Context-Inappropriate Capability

Medium
Confidence
94% confidence
Finding
Documenting fallback API-key resolution through `systemctl --user show-environment` expands the skill's access to user-session environment data unrelated to channeling. This can expose unrelated secrets present in the user manager environment and normalizes broader system inspection than is necessary for the stated purpose, increasing the risk of credential disclosure if the scripts implement this behavior.

Intent-Code Divergence

High
Confidence
97% confidence
Finding
The documentation explicitly says the skill cannot autonomously perform channeling and should be redesigned as a reminder/tracker, which directly contradicts the advertised capability to build and submit channel transactions safely.
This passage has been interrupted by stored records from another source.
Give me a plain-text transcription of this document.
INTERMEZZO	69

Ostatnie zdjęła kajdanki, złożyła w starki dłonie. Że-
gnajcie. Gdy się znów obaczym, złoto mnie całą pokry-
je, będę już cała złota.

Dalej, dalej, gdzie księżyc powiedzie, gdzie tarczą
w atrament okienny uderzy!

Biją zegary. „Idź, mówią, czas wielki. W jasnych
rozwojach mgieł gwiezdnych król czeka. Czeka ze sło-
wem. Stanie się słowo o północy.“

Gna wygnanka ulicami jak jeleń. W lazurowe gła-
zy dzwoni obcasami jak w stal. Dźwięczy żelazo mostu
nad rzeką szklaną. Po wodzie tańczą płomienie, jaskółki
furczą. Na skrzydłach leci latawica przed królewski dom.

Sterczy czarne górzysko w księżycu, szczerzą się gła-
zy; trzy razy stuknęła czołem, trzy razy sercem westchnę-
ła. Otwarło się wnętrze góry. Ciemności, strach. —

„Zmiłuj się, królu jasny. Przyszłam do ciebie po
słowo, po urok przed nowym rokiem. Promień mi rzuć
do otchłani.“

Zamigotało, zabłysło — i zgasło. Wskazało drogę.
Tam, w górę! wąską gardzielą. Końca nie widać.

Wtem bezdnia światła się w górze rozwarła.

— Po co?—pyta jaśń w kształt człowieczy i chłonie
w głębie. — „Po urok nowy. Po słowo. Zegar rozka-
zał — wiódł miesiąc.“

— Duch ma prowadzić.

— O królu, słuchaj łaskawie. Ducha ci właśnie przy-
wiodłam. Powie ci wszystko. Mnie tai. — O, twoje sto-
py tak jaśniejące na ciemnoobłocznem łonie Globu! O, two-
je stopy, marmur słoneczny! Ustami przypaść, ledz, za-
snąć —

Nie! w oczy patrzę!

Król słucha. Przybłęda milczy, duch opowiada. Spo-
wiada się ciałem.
This is dangerous because users or downstream agents may rely on a non-existent or blocked security/control path and attempt unsafe workarounds or mis-handle funds/transactions based on false assumptions about what the skill can do.

Description-Behavior Mismatch

High
Confidence
99% confidence
Finding
The reference clearly documents a hard blocker: a backend-generated signature is required for channelAlchemica, meaning the skill cannot safely or independently submit the transaction as claimed. This mismatch can mislead operators into trusting automation that will fail, or worse, encourage insecure bypass attempts around authentication and anti-bot controls.

Context-Inappropriate Capability

Medium
Confidence
93% confidence
Finding
The skill automatically searches multiple unrelated local and system sources for a Bankr API key, including user systemd environment and other skill config directories, rather than requiring an explicit credential input. This broad credential discovery expands the trust boundary and can cause the skill to silently consume sensitive secrets the user did not intend to expose to this skill, creating cross-skill credential leakage risk.

Missing User Warnings

Medium
Confidence
95% confidence
Finding
The deployment guide explicitly instructs users to install a cron job that will autonomously invoke a script which submits on-chain transactions, but it does not include a clear warning that this changes wallet state and may spend funds or repeatedly trigger blockchain actions. In the context of a wallet-integrated skill, omission of consent and risk language increases the chance of unintended recurring transactions and operational misuse.

Missing User Warnings

Medium
Confidence
95% confidence
Finding
The release notes provide cron automation instructions that can trigger live on-chain channeling transactions, but they do not clearly warn users that scheduled execution may move assets, consume gas, and repeatedly submit real blockchain transactions. In a wallet-connected automation skill for Base mainnet, omission of this warning increases the risk of unintended financial activity, especially for users treating the instructions like harmless monitoring tasks.

Natural-Language Policy Violations

Medium
Confidence
93% confidence
Finding
Suggesting reverse engineering of a backend signature endpoint without explicit authorization promotes bypassing access controls protecting transaction signing. In this context, the skill is for blockchain transaction automation, so normalizing that approach increases the risk of abusive automation, terms-of-service violations, or building a workflow around an unofficial and unstable security boundary.

Missing User Warnings

Medium
Confidence
91% confidence
Finding
The credential-loading logic accesses sensitive API key material without any user-facing notice, consent prompt, or disclosure that the skill will inspect external locations for secrets. In an agent-skill context, this is especially risky because users may assume the skill only uses its own configuration, while it actually probes shared local state for reusable credentials.

VirusTotal

65/65 vendors flagged this skill as clean.